ThoughtSpot doesn't actually eschew a data warehouse. It can run against DWs, RDBMSs, spreadsheets, cloud services -- provided they expose a SQL interface or can be accessed using third-party data integration tools, or services -- and other relational sources. "The EDW is one potential data source, the second is any cloud [service]. People can use [ThoughtSpot's Connector for] Informatica Cloud to extract data from those [cloud] sources, and if you have a bunch of spreadsheets, you can do a mash-up of them in one place," Raghavan explains.
ThoughtSpot doesn't work as you'd expect a search engine or appliance to work. For one thing, it doesn't cache search results: instead, it compiles search terms down to SQL, such that it can actually store or persist compiled queries.

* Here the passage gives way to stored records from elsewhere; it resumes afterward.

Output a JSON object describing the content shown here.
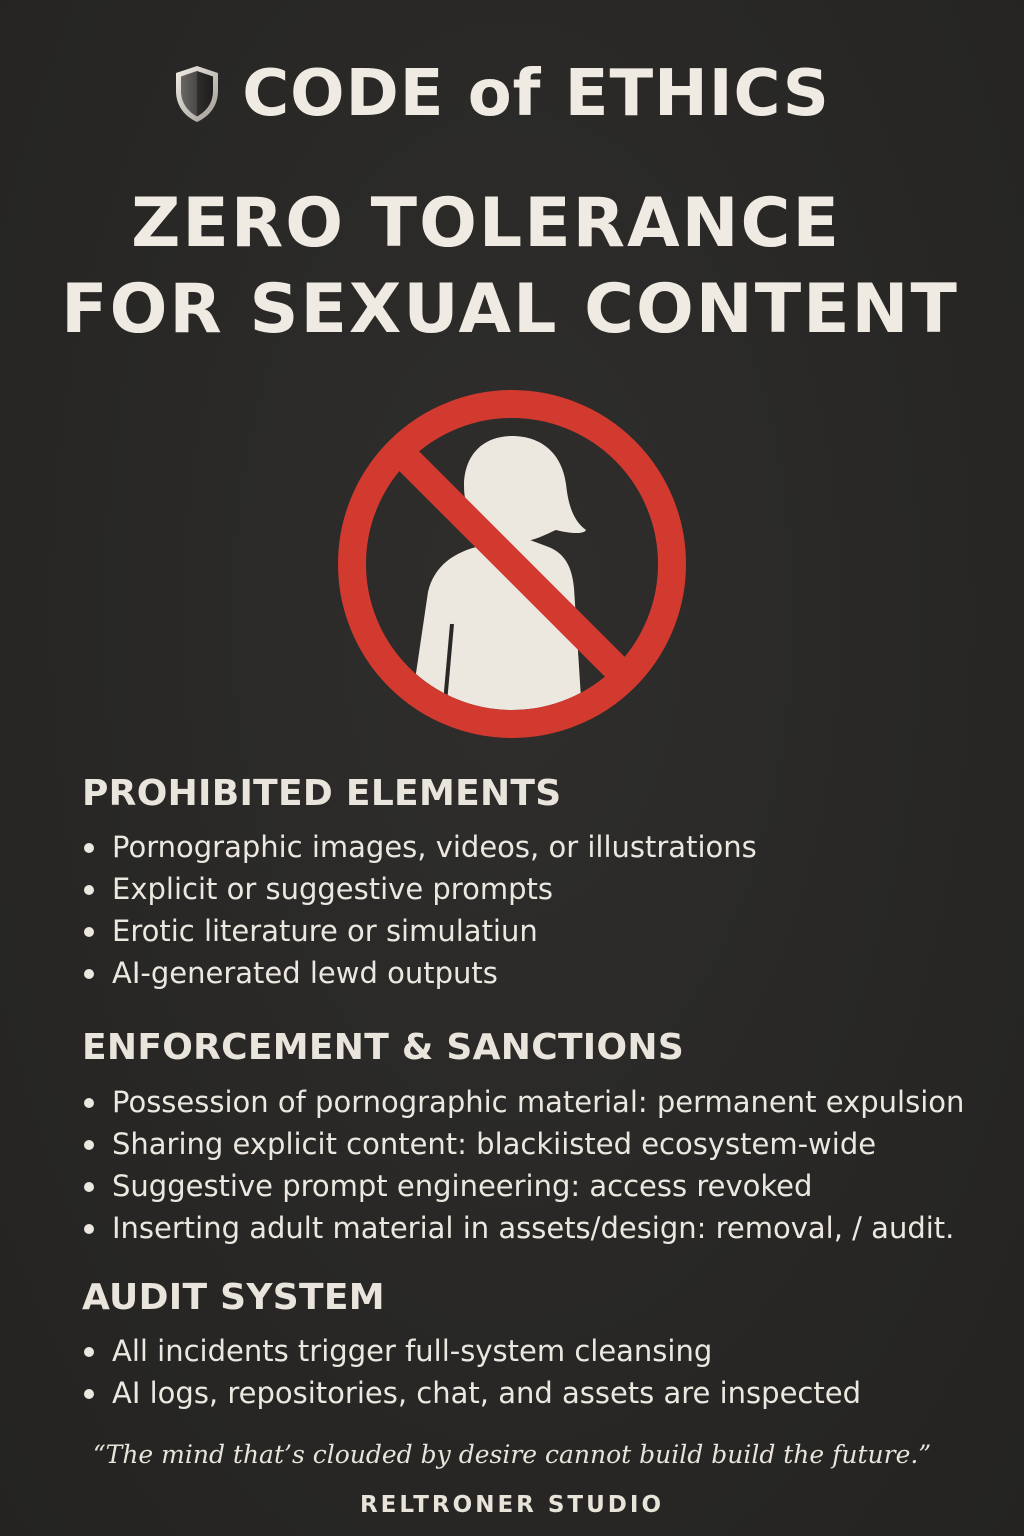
{
  "header": {
    "title": "CODE of ETHICS",
    "headline_line1": "ZERO TOLERANCE",
    "headline_line2": "FOR SEXUAL CONTENT"
  },
  "icons": {
    "header_icon": "shield-icon",
    "main_icon": "prohibited-figure-icon"
  },
  "colors": {
    "background": "#292826",
    "text": "#efebe3",
    "prohibition_red": "#d2392f",
    "figure": "#ece8df"
  },
  "sections": [
    {
      "title": "PROHIBITED ELEMENTS",
      "items": [
        "Pornographic images, videos, or illustrations",
        "Explicit or suggestive prompts",
        "Erotic literature or simulatiun",
        "AI-generated lewd outputs"
      ]
    },
    {
      "title": "ENFORCEMENT & SANCTIONS",
      "items": [
        "Possession of pornographic material: permanent expulsion",
        "Sharing explicit content: blackiisted ecosystem-wide",
        "Suggestive prompt engineering: access revoked",
        "Inserting adult material in assets/design: removal, / audit."
      ]
    },
    {
      "title": "AUDIT SYSTEM",
      "items": [
        "All incidents trigger full-system cleansing",
        "AI logs, repositories, chat, and assets are inspected"
      ]
    }
  ],
  "footer": {
    "quote": "“The mind that’s clouded by desire cannot build build the future.”",
    "studio": "RELTRONER STUDIO"
  }
}
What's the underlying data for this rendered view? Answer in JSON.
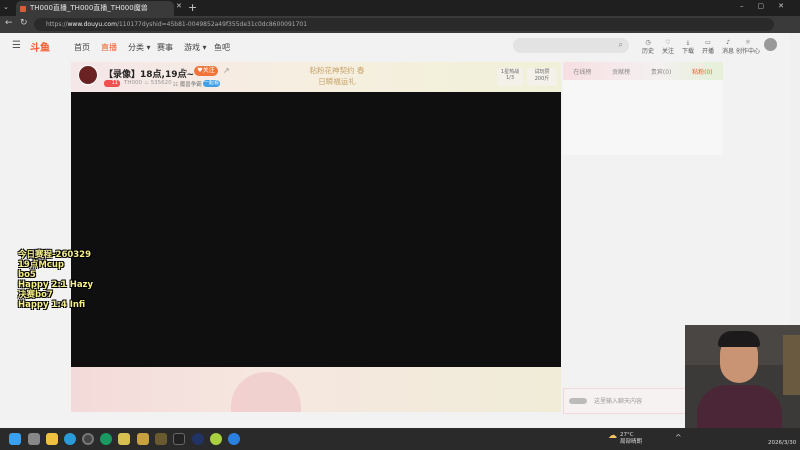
{
  "browser": {
    "tab_title": "TH000直播_TH000直播_TH000魔兽",
    "url_prefix": "https://",
    "url_host": "www.douyu.com",
    "url_path": "/110177dyshid=45b81-0049852a49f355de31c0dc8600091701"
  },
  "header": {
    "logo": "斗鱼",
    "nav": [
      "首页",
      "直播",
      "分类 ▾",
      "赛事",
      "游戏 ▾",
      "鱼吧"
    ],
    "icons": [
      {
        "name": "history",
        "label": "历史"
      },
      {
        "name": "follow",
        "label": "关注"
      },
      {
        "name": "download",
        "label": "下载"
      },
      {
        "name": "broadcast",
        "label": "开播"
      },
      {
        "name": "message",
        "label": "消息"
      },
      {
        "name": "creator",
        "label": "创作中心"
      }
    ]
  },
  "room": {
    "title": "【录像】18点,19点~",
    "follow_label": "关注",
    "level": "11",
    "streamer": "TH000",
    "hot": "535620",
    "category": "魔兽争霸",
    "badge": "一起看",
    "promo": "粘粉花神契约 春日瞬福运礼",
    "rank_label": "1星热战",
    "rank_value": "1/3",
    "gift_label": "试玩赞",
    "gift_value": "200斤"
  },
  "overlay_lines": [
    "今日赛程-260329",
    "19点Mcup",
    "bo5",
    "Happy 2:1 Hazy",
    "决赛bo7",
    "Happy 1:4 Infi"
  ],
  "panel": {
    "tabs": [
      "在线榜",
      "贡献榜",
      "贵宾(0)",
      "粘粉(0)"
    ],
    "chat_placeholder": "这里输入聊天内容"
  },
  "taskbar": {
    "weather_temp": "27°C",
    "weather_desc": "局部晴朗",
    "date": "2026/3/30"
  }
}
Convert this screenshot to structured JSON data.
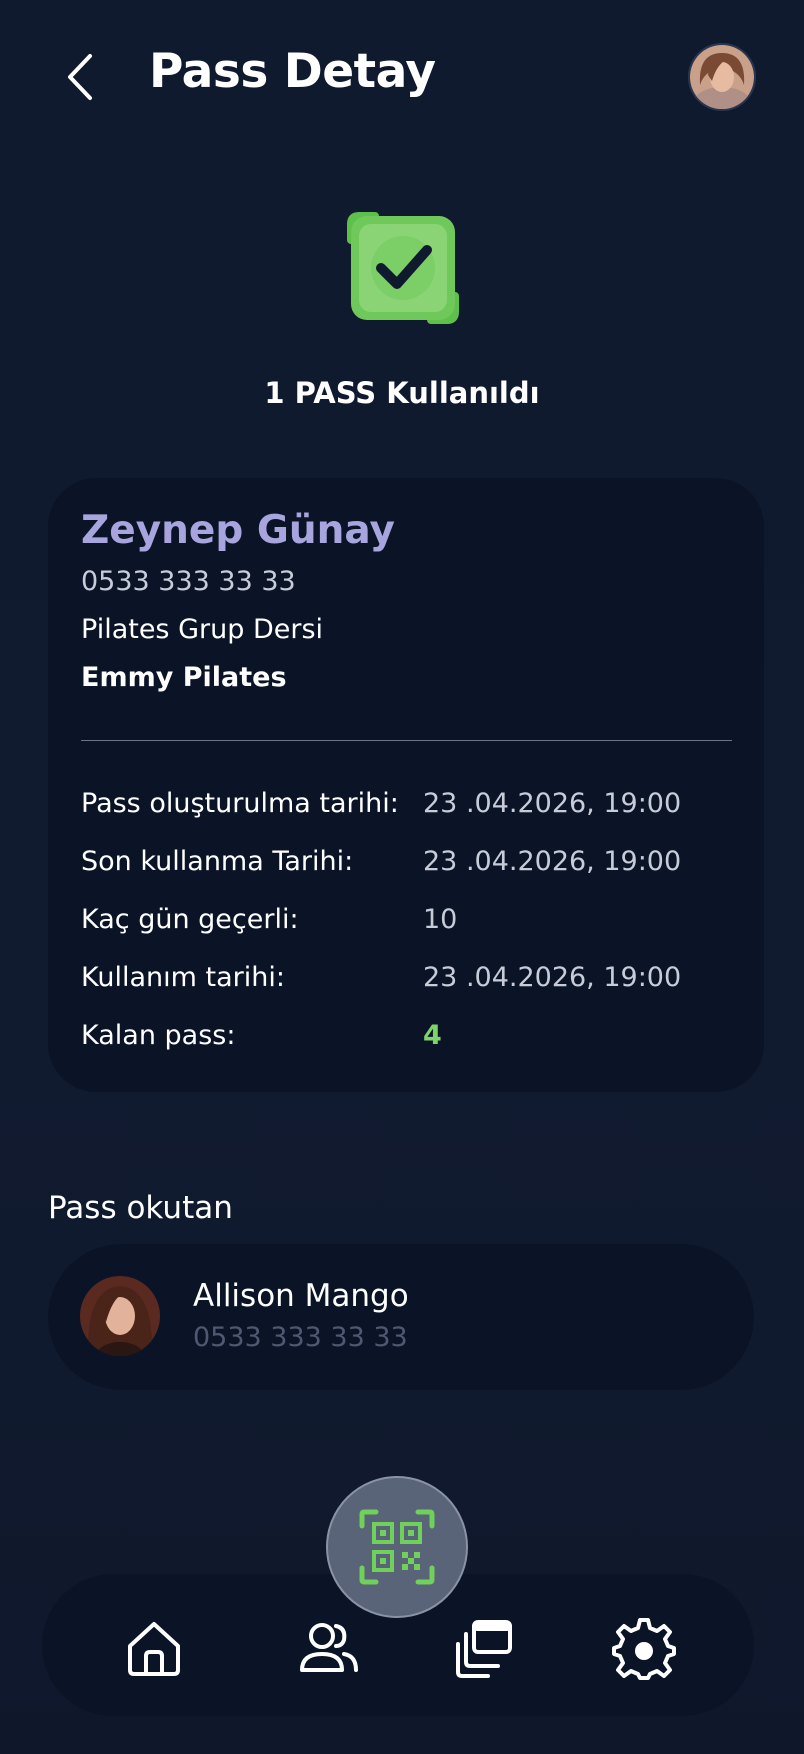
{
  "header": {
    "title": "Pass Detay",
    "back_icon": "chevron-left-icon",
    "avatar": "profile-avatar"
  },
  "status": {
    "icon": "check-square-icon",
    "text": "1 PASS Kullanıldı",
    "accent": "#7fd36b"
  },
  "member": {
    "name": "Zeynep Günay",
    "phone": "0533 333 33 33",
    "service": "Pilates Grup Dersi",
    "studio": "Emmy Pilates"
  },
  "details": [
    {
      "label": "Pass oluşturulma tarihi:",
      "value": "23 .04.2026, 19:00"
    },
    {
      "label": "Son kullanma Tarihi:",
      "value": "23 .04.2026, 19:00"
    },
    {
      "label": "Kaç gün geçerli:",
      "value": "10"
    },
    {
      "label": "Kullanım tarihi:",
      "value": "23 .04.2026, 19:00"
    },
    {
      "label": "Kalan pass:",
      "value": "4"
    }
  ],
  "scanner": {
    "section_title": "Pass okutan",
    "name": "Allison Mango",
    "phone": "0533 333 33 33"
  },
  "nav": {
    "items": [
      "home-icon",
      "users-icon",
      "passes-icon",
      "settings-icon"
    ],
    "center": "qr-scan-icon"
  },
  "colors": {
    "background": "#101a2e",
    "card": "#0b1427",
    "name_accent": "#a8a5de",
    "green": "#7fd36b"
  }
}
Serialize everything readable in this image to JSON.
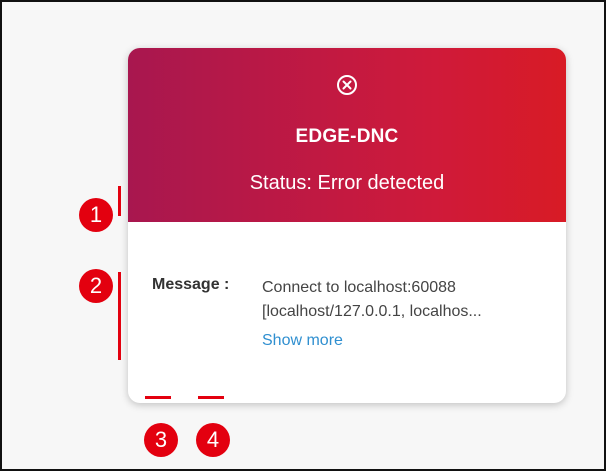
{
  "card": {
    "title": "EDGE-DNC",
    "status": "Status: Error detected",
    "header_icon": "error-circle-x-icon",
    "colors": {
      "header_start": "#a8174f",
      "header_end": "#d81b25",
      "link": "#2f8fd0"
    }
  },
  "message": {
    "label": "Message :",
    "lines": [
      "Connect to localhost:60088",
      "[localhost/127.0.0.1, localhos..."
    ],
    "show_more": "Show more"
  },
  "footer": {
    "icons": [
      "document-icon",
      "download-icon",
      "settings-gear-icon"
    ]
  },
  "annotations": {
    "color": "#e3000f",
    "badges": [
      "1",
      "2",
      "3",
      "4"
    ]
  }
}
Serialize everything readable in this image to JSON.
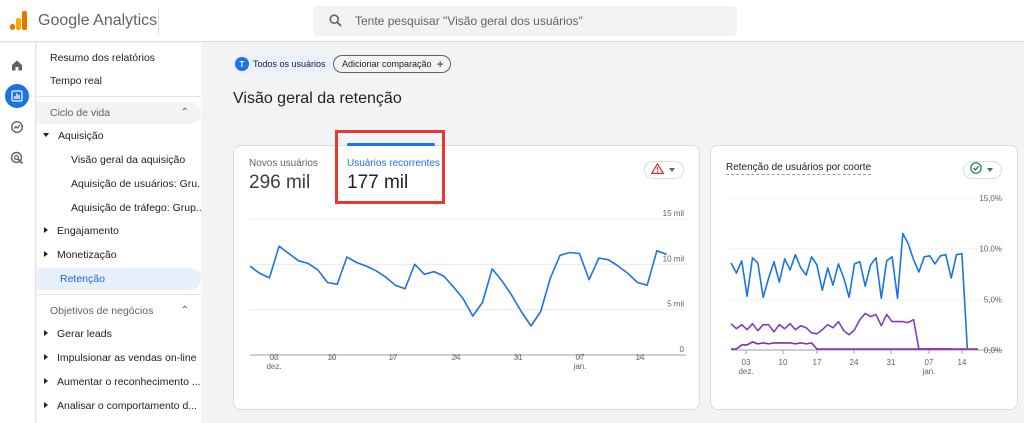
{
  "app": {
    "title": "Google Analytics"
  },
  "search": {
    "placeholder": "Tente pesquisar \"Visão geral dos usuários\""
  },
  "nav": {
    "items": [
      {
        "label": "Resumo dos relatórios",
        "level": 0
      },
      {
        "label": "Tempo real",
        "level": 0
      },
      {
        "label": "Ciclo de vida",
        "level": "section"
      },
      {
        "label": "Aquisição",
        "level": 1,
        "expanded": true
      },
      {
        "label": "Visão geral da aquisição",
        "level": 2
      },
      {
        "label": "Aquisição de usuários: Gru...",
        "level": 2
      },
      {
        "label": "Aquisição de tráfego: Grup...",
        "level": 2
      },
      {
        "label": "Engajamento",
        "level": 1
      },
      {
        "label": "Monetização",
        "level": 1
      },
      {
        "label": "Retenção",
        "level": 1,
        "active": true
      },
      {
        "label": "Objetivos de negócios",
        "level": "section2"
      },
      {
        "label": "Gerar leads",
        "level": 1
      },
      {
        "label": "Impulsionar as vendas on-line",
        "level": 1
      },
      {
        "label": "Aumentar o reconhecimento ...",
        "level": 1
      },
      {
        "label": "Analisar o comportamento d...",
        "level": 1
      }
    ]
  },
  "filters": {
    "avatar_letter": "T",
    "all_users": "Todos os usuários",
    "add_comparison": "Adicionar comparação"
  },
  "page": {
    "title": "Visão geral da retenção"
  },
  "metrics": {
    "new_users": {
      "label": "Novos usuários",
      "value": "296 mil"
    },
    "returning_users": {
      "label": "Usuários recorrentes",
      "value": "177 mil"
    }
  },
  "cohort": {
    "title": "Retenção de usuários por coorte"
  },
  "colors": {
    "accent": "#1a73e8",
    "series_line": "#1a73e8",
    "purple": "#7b3fbf",
    "magenta": "#8e24aa",
    "highlight": "#e53935"
  },
  "chart_data": [
    {
      "type": "line",
      "x": [
        "02 dez.",
        "03 dez.",
        "04 dez.",
        "05 dez.",
        "06 dez.",
        "07 dez.",
        "08 dez.",
        "09 dez.",
        "10 dez.",
        "11 dez.",
        "12 dez.",
        "13 dez.",
        "14 dez.",
        "15 dez.",
        "16 dez.",
        "17 dez.",
        "18 dez.",
        "19 dez.",
        "20 dez.",
        "21 dez.",
        "22 dez.",
        "23 dez.",
        "24 dez.",
        "25 dez.",
        "26 dez.",
        "27 dez.",
        "28 dez.",
        "29 dez.",
        "30 dez.",
        "31 dez.",
        "01 jan.",
        "02 jan.",
        "03 jan.",
        "04 jan.",
        "05 jan.",
        "06 jan.",
        "07 jan.",
        "08 jan.",
        "09 jan.",
        "10 jan.",
        "11 jan.",
        "12 jan.",
        "13 jan.",
        "14 jan.",
        "15 jan.",
        "16 jan."
      ],
      "xticks": [
        "03",
        "10",
        "17",
        "24",
        "31",
        "07",
        "14"
      ],
      "xtick_sub": {
        "03": "dez.",
        "07": "jan."
      },
      "yticks": [
        "0",
        "5 mil",
        "10 mil",
        "15 mil"
      ],
      "ylim": [
        0,
        15000
      ],
      "series": [
        {
          "values": [
            9800,
            9000,
            8500,
            12000,
            11200,
            10400,
            10100,
            9400,
            8000,
            7800,
            10800,
            10200,
            9800,
            9300,
            8600,
            7700,
            7300,
            10000,
            8900,
            9200,
            8700,
            7500,
            6200,
            4300,
            5800,
            9500,
            8200,
            6600,
            4800,
            3200,
            4800,
            8500,
            11000,
            11300,
            11200,
            8300,
            10700,
            10500,
            9800,
            9000,
            8000,
            7700,
            11500,
            11100
          ]
        }
      ]
    },
    {
      "type": "line",
      "x": [
        "01 dez.",
        "02 dez.",
        "03 dez.",
        "04 dez.",
        "05 dez.",
        "06 dez.",
        "07 dez.",
        "08 dez.",
        "09 dez.",
        "10 dez.",
        "11 dez.",
        "12 dez.",
        "13 dez.",
        "14 dez.",
        "15 dez.",
        "16 dez.",
        "17 dez.",
        "18 dez.",
        "19 dez.",
        "20 dez.",
        "21 dez.",
        "22 dez.",
        "23 dez.",
        "24 dez.",
        "25 dez.",
        "26 dez.",
        "27 dez.",
        "28 dez.",
        "29 dez.",
        "30 dez.",
        "31 dez.",
        "01 jan.",
        "02 jan.",
        "03 jan.",
        "04 jan.",
        "05 jan.",
        "06 jan.",
        "07 jan.",
        "08 jan.",
        "09 jan.",
        "10 jan.",
        "11 jan.",
        "12 jan.",
        "13 jan.",
        "14 jan.",
        "15 jan.",
        "16 jan."
      ],
      "xticks": [
        "03",
        "10",
        "17",
        "24",
        "31",
        "07",
        "14"
      ],
      "xtick_sub": {
        "03": "dez.",
        "07": "jan."
      },
      "yticks": [
        "0,0%",
        "5,0%",
        "10,0%",
        "15,0%"
      ],
      "ylim": [
        0,
        15
      ],
      "series": [
        {
          "values": [
            8.6,
            7.6,
            8.8,
            5.3,
            9.1,
            8.6,
            5.2,
            7.1,
            8.7,
            6.7,
            9.0,
            7.9,
            9.4,
            8.1,
            7.4,
            9.2,
            8.4,
            5.9,
            8.1,
            6.4,
            8.5,
            7.1,
            5.2,
            8.5,
            8.7,
            6.3,
            8.4,
            9.1,
            5.1,
            8.8,
            9.2,
            5.1,
            11.5,
            10.5,
            8.9,
            7.7,
            9.2,
            9.3,
            8.5,
            9.3,
            9.4,
            7.1,
            9.4,
            9.5,
            0.2
          ]
        },
        {
          "values": [
            2.6,
            2.1,
            2.5,
            2.0,
            2.6,
            1.9,
            2.5,
            2.5,
            1.8,
            2.5,
            2.1,
            2.6,
            2.0,
            2.4,
            2.2,
            1.7,
            1.6,
            2.0,
            2.5,
            2.2,
            2.8,
            1.9,
            1.5,
            2.0,
            3.0,
            3.6,
            3.3,
            3.5,
            2.4,
            3.5,
            2.8,
            2.8,
            2.8,
            2.7,
            3.0,
            0.1,
            0.1,
            0.1,
            0.1,
            0.1,
            0.1,
            0.1
          ]
        },
        {
          "values": [
            0.1,
            0.1,
            0.5,
            0.5,
            0.8,
            0.6,
            0.7,
            0.6,
            0.7,
            0.7,
            0.7,
            0.7,
            0.6,
            0.7,
            0.6,
            0.7,
            0.1,
            0.1,
            0.1,
            0.1,
            0.1,
            0.1,
            0.1,
            0.1,
            0.1,
            0.1,
            0.1,
            0.1,
            0.1,
            0.1,
            0.1,
            0.1,
            0.1,
            0.1,
            0.1,
            0.1,
            0.1,
            0.1,
            0.1,
            0.1,
            0.1,
            0.1,
            0.1,
            0.1,
            0.1,
            0.1,
            0.1
          ]
        }
      ]
    }
  ]
}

ThoughtSpot doesn't pre-compute averages, Raghavan points out.
"Once [data] comes in, our relational search engine starts to work [and] starts indexing data. We don't pre-compute averages. ... We actually just store where the different data is located so that when you type the query, we know where to get it," he says.
"For the appliance, the node piece, we ... can do a lot of parallel loading, so we can get data into the system quickly. If you did the data load in the morning, in the afternoon your business users are ready to start searching."
Even though the company explicitly cultivates comparisons with Google, this is true only up to a point. "We don't want you to be able to do this on your desktop with a small set of data. We want you to be able to scale across billions of rows with terabytes of data -- and [we want to] still deliver sub-second response times," Raghavan indicates. "Google is the one product in the world that billions of people have been 'trained' on and have used. The bar at Google is to return an answer for you in a matter of seconds. [For] our engineering team, the bar [to do this] is milliseconds. Anything that returns something in more than 200 milliseconds does not meet our expectations."